# Route to Boston/Clear bra install?



## Versipellis (Jun 15, 2015)

Anyone ever done a drive to Boston from Spartanburg? Trying to plan my route right now.

Also because of the length of the drive, I'm thinking of getting a clear bra for my new car. Would the Spartanburg center be able to do that, or does anyone have any recommendations for places to do it before I leave town?


----------



## Papas (Mar 22, 2015)

Congratulations on the new car! What did you get? I picked up my car late last summer and drove to Boston. Not too bad overall.
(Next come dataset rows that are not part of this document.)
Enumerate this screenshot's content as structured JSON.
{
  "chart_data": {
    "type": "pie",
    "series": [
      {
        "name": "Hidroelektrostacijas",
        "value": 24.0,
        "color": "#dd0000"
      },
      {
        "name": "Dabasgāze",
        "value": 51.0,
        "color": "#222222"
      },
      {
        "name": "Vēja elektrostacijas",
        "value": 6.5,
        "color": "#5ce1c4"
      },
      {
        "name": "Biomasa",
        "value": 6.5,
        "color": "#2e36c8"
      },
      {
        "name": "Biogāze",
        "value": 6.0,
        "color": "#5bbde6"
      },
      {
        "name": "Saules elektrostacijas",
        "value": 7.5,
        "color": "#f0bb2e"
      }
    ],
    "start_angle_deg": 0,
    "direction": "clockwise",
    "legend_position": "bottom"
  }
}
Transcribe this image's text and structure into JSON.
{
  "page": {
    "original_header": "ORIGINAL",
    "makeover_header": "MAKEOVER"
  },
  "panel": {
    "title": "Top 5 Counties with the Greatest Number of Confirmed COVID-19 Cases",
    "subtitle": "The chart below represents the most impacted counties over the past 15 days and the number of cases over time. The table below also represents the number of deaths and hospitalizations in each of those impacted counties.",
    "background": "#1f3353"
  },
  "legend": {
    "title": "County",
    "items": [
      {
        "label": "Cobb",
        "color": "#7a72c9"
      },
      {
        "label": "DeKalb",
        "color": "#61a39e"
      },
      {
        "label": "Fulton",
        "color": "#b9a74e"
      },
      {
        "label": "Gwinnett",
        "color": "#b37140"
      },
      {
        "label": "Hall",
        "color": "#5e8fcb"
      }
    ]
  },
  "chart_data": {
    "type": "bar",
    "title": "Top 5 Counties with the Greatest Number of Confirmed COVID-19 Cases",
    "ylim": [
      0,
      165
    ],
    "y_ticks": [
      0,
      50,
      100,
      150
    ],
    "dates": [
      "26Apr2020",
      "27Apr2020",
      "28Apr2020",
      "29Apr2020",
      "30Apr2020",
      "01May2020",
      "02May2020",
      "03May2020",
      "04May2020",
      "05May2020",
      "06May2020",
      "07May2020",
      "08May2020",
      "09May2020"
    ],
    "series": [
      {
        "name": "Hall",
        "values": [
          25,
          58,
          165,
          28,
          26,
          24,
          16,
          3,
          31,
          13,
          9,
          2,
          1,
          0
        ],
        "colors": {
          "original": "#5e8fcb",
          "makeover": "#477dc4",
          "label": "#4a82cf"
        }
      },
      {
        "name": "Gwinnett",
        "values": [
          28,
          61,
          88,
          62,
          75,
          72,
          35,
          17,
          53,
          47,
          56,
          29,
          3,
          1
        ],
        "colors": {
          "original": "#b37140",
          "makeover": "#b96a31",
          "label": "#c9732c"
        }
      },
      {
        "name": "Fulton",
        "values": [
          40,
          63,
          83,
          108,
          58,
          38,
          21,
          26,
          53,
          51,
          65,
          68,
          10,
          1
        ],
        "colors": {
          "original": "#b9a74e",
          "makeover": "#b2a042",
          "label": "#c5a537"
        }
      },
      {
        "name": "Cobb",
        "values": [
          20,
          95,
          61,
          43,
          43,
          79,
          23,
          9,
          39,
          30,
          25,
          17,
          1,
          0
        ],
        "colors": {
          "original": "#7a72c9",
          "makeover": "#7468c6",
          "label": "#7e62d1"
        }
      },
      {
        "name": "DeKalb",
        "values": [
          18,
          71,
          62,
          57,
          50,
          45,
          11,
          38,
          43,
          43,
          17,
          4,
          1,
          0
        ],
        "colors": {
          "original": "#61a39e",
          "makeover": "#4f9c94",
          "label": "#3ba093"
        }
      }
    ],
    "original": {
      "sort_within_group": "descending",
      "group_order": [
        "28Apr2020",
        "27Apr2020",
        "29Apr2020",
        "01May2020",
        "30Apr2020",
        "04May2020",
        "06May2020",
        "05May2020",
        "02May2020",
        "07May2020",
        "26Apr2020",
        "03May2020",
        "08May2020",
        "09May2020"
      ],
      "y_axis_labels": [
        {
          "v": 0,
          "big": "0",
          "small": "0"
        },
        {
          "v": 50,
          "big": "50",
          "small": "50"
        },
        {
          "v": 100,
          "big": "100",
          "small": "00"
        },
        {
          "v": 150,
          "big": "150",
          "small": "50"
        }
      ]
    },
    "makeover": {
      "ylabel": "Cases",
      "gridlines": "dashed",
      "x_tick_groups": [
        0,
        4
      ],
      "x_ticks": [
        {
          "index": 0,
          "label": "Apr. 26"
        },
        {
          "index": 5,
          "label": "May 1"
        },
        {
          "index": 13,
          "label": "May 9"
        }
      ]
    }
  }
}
I stayed west of the major cities (DC, Philly, NY) and after about 8 hours of driving (also midnight), I stopped off at Harrisburg, PA for the night. Continued on the next morning by around 7 am and got home by around 3 pm. This alternative may add more miles but you avoid most of the traffic. Also, I did not put on a clear protector and the car was fine (even with night driving). If you do wish to put one on, there's a local dealer in SC that should be able to install it. Good luck and send some pics of the new car!


----------



## Versipellis (Jun 15, 2015)

Picking up a '17 440i xDrive GC. I'm going down with my best friend, and the plan is to drive till we hit NJ and crash at her parents' place for the night. Think it's reasonable?

And what's the name of the dealer in SC?


----------



## Ninong (May 20, 2014)

I believe the local dealer is Century BMW in Greenville, SC: http://www.century-bmw.com/


----------